Gradually I have learned to live with the smog.

Purifier dependence

This means that on bad days the air purifiers in my flat operate at the maximum level, burning up electricity doubtless provided from a coal-powered grid.

Such technology does not come cheap, which means it is beyond the reach of millions of ordinary Chinese people.

Blue skies returned to Beijing as wind picked up last year [Adrian Brown/Al Jazeera]
I am no longer self-conscious about wearing a face mask when I step outside.

This, though, does present a problem when I have to do live reporting which can mean prolonged periods of exposure to toxic air. So I tend on such occasions to keep my answers brief.

Often I am struck by the number of people who don’t cover up. You sense a curiously fatalistic acceptance.

“When the pollution is this bad, it doesn’t really matter whether you wear a face mask or not,” one woman told me last week, just after an orange alert came into force.

Like many other foreign journalists here, I have started to talk in another language – and it’s not Chinese.

“What’s the PM 2.5 reading? Is it above 100 micrograms per cubic metre, like yesterday?”

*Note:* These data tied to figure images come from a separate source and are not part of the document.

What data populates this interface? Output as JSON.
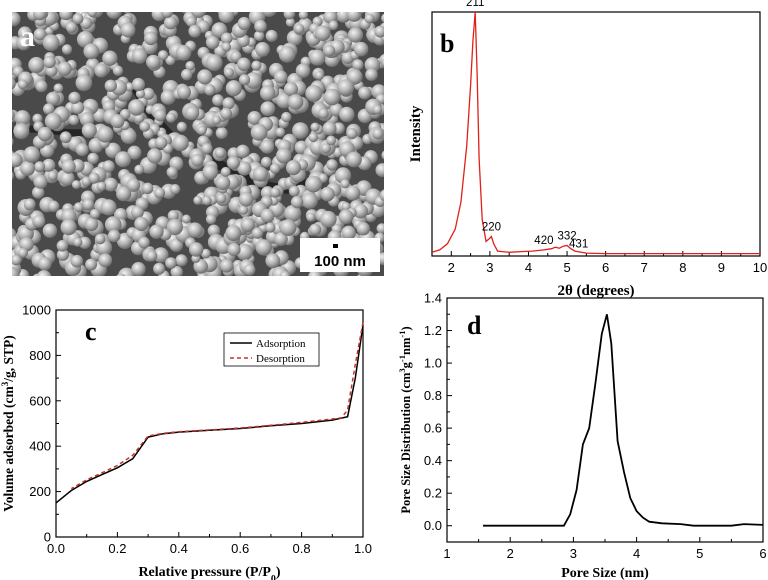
{
  "panels": {
    "a": {
      "letter": "a",
      "scale_bar": "100 nm"
    }
  },
  "chart_data": [
    {
      "panel": "b",
      "letter": "b",
      "type": "line",
      "title": "",
      "xlabel": "2θ (degrees)",
      "ylabel": "Intensity",
      "xlim": [
        1.5,
        10
      ],
      "xticks": [
        2,
        3,
        4,
        5,
        6,
        7,
        8,
        9,
        10
      ],
      "ylim": [
        0,
        100
      ],
      "yticks_shown": false,
      "grid": false,
      "series": [
        {
          "color": "#e0201a",
          "x": [
            1.5,
            1.7,
            1.9,
            2.1,
            2.25,
            2.4,
            2.5,
            2.56,
            2.62,
            2.67,
            2.72,
            2.8,
            2.9,
            2.98,
            3.04,
            3.1,
            3.2,
            3.5,
            3.8,
            4.1,
            4.4,
            4.6,
            4.7,
            4.8,
            4.9,
            5.0,
            5.1,
            5.2,
            5.5,
            6.0,
            7.0,
            8.0,
            9.0,
            10.0
          ],
          "y": [
            1.5,
            2.5,
            5,
            11,
            22,
            45,
            70,
            88,
            100,
            75,
            40,
            15,
            6,
            7,
            8,
            5,
            2,
            1.5,
            1.8,
            2,
            2.5,
            3,
            3.6,
            3.2,
            4,
            4.3,
            3,
            2,
            1.2,
            1,
            1,
            1,
            1,
            1
          ]
        }
      ],
      "peak_labels": [
        {
          "text": "211",
          "x": 2.62,
          "y": 100
        },
        {
          "text": "220",
          "x": 3.04,
          "y": 8
        },
        {
          "text": "420",
          "x": 4.4,
          "y": 2.5
        },
        {
          "text": "332",
          "x": 5.0,
          "y": 4.3
        },
        {
          "text": "431",
          "x": 5.3,
          "y": 1
        }
      ]
    },
    {
      "panel": "c",
      "letter": "c",
      "type": "line",
      "title": "",
      "xlabel": "Relative pressure (P/P",
      "xlabel_sub": "0",
      "xlabel_end": ")",
      "ylabel": "Volume adsorbed (cm",
      "ylabel_sup": "3",
      "ylabel_end": "/g, STP)",
      "xlim": [
        0,
        1.0
      ],
      "ylim": [
        0,
        1000
      ],
      "xticks": [
        "0.0",
        "0.2",
        "0.4",
        "0.6",
        "0.8",
        "1.0"
      ],
      "yticks": [
        "0",
        "200",
        "400",
        "600",
        "800",
        "1000"
      ],
      "grid": false,
      "legend_position": "top-right",
      "series": [
        {
          "name": "Adsorption",
          "color": "#000000",
          "dash": "none",
          "x": [
            0.0,
            0.05,
            0.1,
            0.15,
            0.2,
            0.25,
            0.3,
            0.35,
            0.4,
            0.5,
            0.6,
            0.7,
            0.8,
            0.9,
            0.95,
            0.975,
            1.0
          ],
          "y": [
            150,
            205,
            245,
            275,
            305,
            345,
            440,
            455,
            462,
            470,
            478,
            490,
            500,
            515,
            530,
            700,
            935
          ]
        },
        {
          "name": "Desorption",
          "color": "#c8302a",
          "dash": "4,3",
          "x": [
            1.0,
            0.975,
            0.95,
            0.93,
            0.9,
            0.8,
            0.7,
            0.6,
            0.5,
            0.4,
            0.35,
            0.3,
            0.25,
            0.2,
            0.15,
            0.1,
            0.05
          ],
          "y": [
            945,
            760,
            560,
            525,
            520,
            505,
            492,
            480,
            472,
            464,
            457,
            445,
            360,
            315,
            283,
            252,
            213
          ]
        }
      ]
    },
    {
      "panel": "d",
      "letter": "d",
      "type": "line",
      "title": "",
      "xlabel": "Pore Size (nm)",
      "ylabel": "Pore Size Distribution (cm",
      "ylabel_sup1": "3",
      "ylabel_mid": "g",
      "ylabel_sup2": "-1",
      "ylabel_mid2": "nm",
      "ylabel_sup3": "-1",
      "ylabel_end": ")",
      "xlim": [
        1,
        6
      ],
      "ylim": [
        -0.1,
        1.4
      ],
      "xticks": [
        "1",
        "2",
        "3",
        "4",
        "5",
        "6"
      ],
      "yticks": [
        "0.0",
        "0.2",
        "0.4",
        "0.6",
        "0.8",
        "1.0",
        "1.2",
        "1.4"
      ],
      "grid": false,
      "series": [
        {
          "color": "#000000",
          "x": [
            1.57,
            2.0,
            2.5,
            2.85,
            2.95,
            3.05,
            3.15,
            3.25,
            3.35,
            3.45,
            3.53,
            3.6,
            3.7,
            3.8,
            3.9,
            4.0,
            4.1,
            4.2,
            4.4,
            4.7,
            4.9,
            5.2,
            5.5,
            5.7,
            6.0
          ],
          "y": [
            0.0,
            0.0,
            0.0,
            0.0,
            0.07,
            0.22,
            0.5,
            0.6,
            0.88,
            1.18,
            1.3,
            1.12,
            0.52,
            0.33,
            0.17,
            0.09,
            0.05,
            0.025,
            0.015,
            0.01,
            0.0,
            0.0,
            0.0,
            0.01,
            0.005
          ]
        }
      ]
    }
  ]
}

PM 2.5 refers to particulate matter. These fine particles measure less than 2.5 microns in diameter, so closing the doors and windows in your home and office is not enough to stop them seeping inside.

US embassy index

I pay particular attention to the Air Quality Index operated by the US embassy. You can follow it via an app on your mobile phone.

Its readings tend to be much higher than those provided by the government.

At the time of writing, AQI shows that PM 2.5 level has reached 356 micrograms per cubic metre. In other words, very hazardous.

You long for windy days because the wind is your friend. Strong gusts help to disperse the pollution.

The government says that won’t happen for at least three more days.